已经探索出纳米晶体制剂来递送水溶性差的药物分子。尽管对纳米晶体的配制和递送进行了各种研究，但仍需要对药物纳米晶体在从细胞到组织再到整个身体的各个水平上的吸收机理和动力学进行更多的了解。在这项研究中，具有聚集诱导发射（AIE）特性的四（4-羟苯基）乙烯（THPE）纳米晶体被用作模型，以探索细胞内吸收机制和纳米晶体的溶解动力学。用KB细胞进行细胞摄取研究，并通过共聚焦显微镜，流式细胞术和定量分析进行表征。结果表明THPE纳米晶体可以直接被KB细胞吸收，也可以被溶解的分子吸收。发现细胞摄取是浓度和时间依赖性的。另外，细胞内THPE还可以以溶解的分子和纳米晶体的形式从细胞中胞吐。进行动力学建模以进一步了解基于一阶常微分方程（ODE）的THPE纳米晶体的细胞机理。通过将动力学模型与实验测量值进行拟合，发现初始纳米晶体浓度对THPE纳米晶体的溶解，细胞摄取和胞吐作用的动力学过程具有很大的影响。随着培养基中纳米晶体浓度的增加，内吞的纳米晶体的溶解变得增强，随后驱使THPE分子从细胞中流出。细胞内THPE也可以以溶解的分子和纳米晶体的形式从细胞中胞吐。进行动力学建模以进一步了解基于一阶常微分方程（ODE）的THPE纳米晶体的细胞机理。通过将动力学模型与实验测量值进行拟合，发现初始纳米晶体浓度对THPE纳米晶体的溶解，细胞摄取和胞吐作用的动力学过程具有很大的影响。

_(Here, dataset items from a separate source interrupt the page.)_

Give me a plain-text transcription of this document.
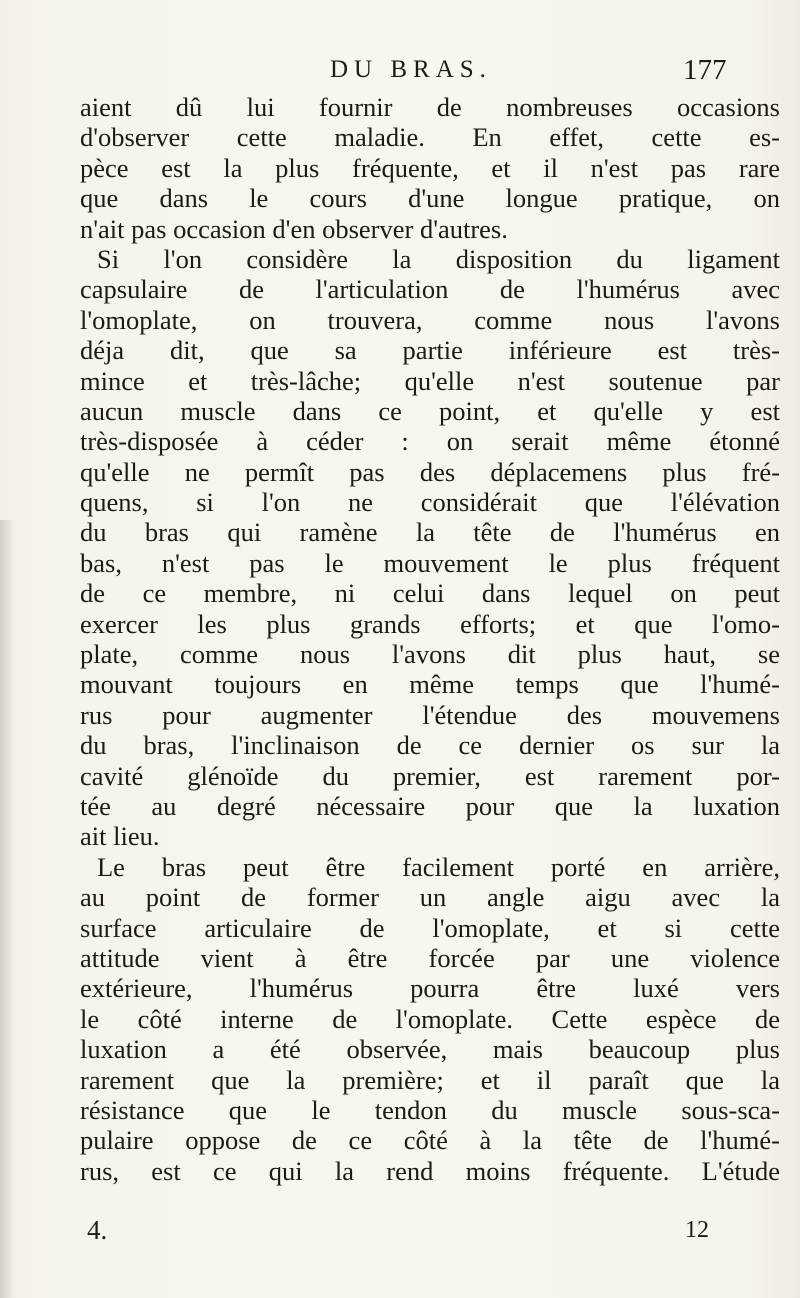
DU BRAS.	177
aient dû lui fournir de nombreuses occasions
d'observer cette maladie. En effet, cette es-
pèce est la plus fréquente, et il n'est pas rare
que dans le cours d'une longue pratique, on
n'ait pas occasion d'en observer d'autres.
Si l'on considère la disposition du ligament
capsulaire de l'articulation de l'humérus avec
l'omoplate, on trouvera, comme nous l'avons
déja dit, que sa partie inférieure est très-
mince et très-lâche; qu'elle n'est soutenue par
aucun muscle dans ce point, et qu'elle y est
très-disposée à céder : on serait même étonné
qu'elle ne permît pas des déplacemens plus fré-
quens, si l'on ne considérait que l'élévation
du bras qui ramène la tête de l'humérus en
bas, n'est pas le mouvement le plus fréquent
de ce membre, ni celui dans lequel on peut
exercer les plus grands efforts; et que l'omo-
plate, comme nous l'avons dit plus haut, se
mouvant toujours en même temps que l'humé-
rus pour augmenter l'étendue des mouvemens
du bras, l'inclinaison de ce dernier os sur la
cavité glénoïde du premier, est rarement por-
tée au degré nécessaire pour que la luxation
ait lieu.
Le bras peut être facilement porté en arrière,
au point de former un angle aigu avec la
surface articulaire de l'omoplate, et si cette
attitude vient à être forcée par une violence
extérieure, l'humérus pourra être luxé vers
le côté interne de l'omoplate. Cette espèce de
luxation a été observée, mais beaucoup plus
rarement que la première; et il paraît que la
résistance que le tendon du muscle sous-sca-
pulaire oppose de ce côté à la tête de l'humé-
rus, est ce qui la rend moins fréquente. L'étude
4.	12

随着培养基中纳米晶体浓度的增加，内吞的纳米晶体的溶解变得增强，随后驱使THPE分子从细胞中流出。细胞内THPE也可以以溶解的分子和纳米晶体的形式从细胞中胞吐。进行动力学建模以进一步了解基于一阶常微分方程（ODE）的THPE纳米晶体的细胞机理。通过将动力学模型与实验测量值进行拟合，发现初始纳米晶体浓度对THPE纳米晶体的溶解，细胞摄取和胞吐作用的动力学过程具有很大的影响。随着培养基中纳米晶体浓度的增加，内吞的纳米晶体的溶解变得增强，随后驱使THPE分子从细胞中流出。进行动力学建模以进一步了解基于一阶常微分方程（ODE）的THPE纳米晶体的细胞机理。通过将动力学模型与实验测量值进行拟合，发现初始纳米晶体浓度对THPE纳米晶体的溶解，细胞摄取和胞吐作用的动力学过程具有很大的影响。随着培养基中纳米晶体浓度的增加，内吞的纳米晶体的溶解变得增强，随后驱使THPE分子从细胞中流出。进行动力学建模以进一步了解基于一阶常微分方程（ODE）的THPE纳米晶体的细胞机理。通过将动力学模型与实验测量值进行拟合，发现初始纳米晶体浓度对THPE纳米晶体的溶解，细胞摄取和胞吐作用的动力学过程具有很大的影响。随着培养基中纳米晶体浓度的增加，内吞的纳米晶体的溶解变得增强，随后驱使THPE分子从细胞中流出。和THPE纳米晶体的胞吐作用。随着培养基中纳米晶体浓度的增加，内吞的纳米晶体的溶解变得增强，随后驱使THPE分子从细胞中流出。和THPE纳米晶体的胞吐作用。随着培养基中纳米晶体浓度的增加，内吞的纳米晶体的溶解变得增强，随后驱使THPE分子从细胞中流出。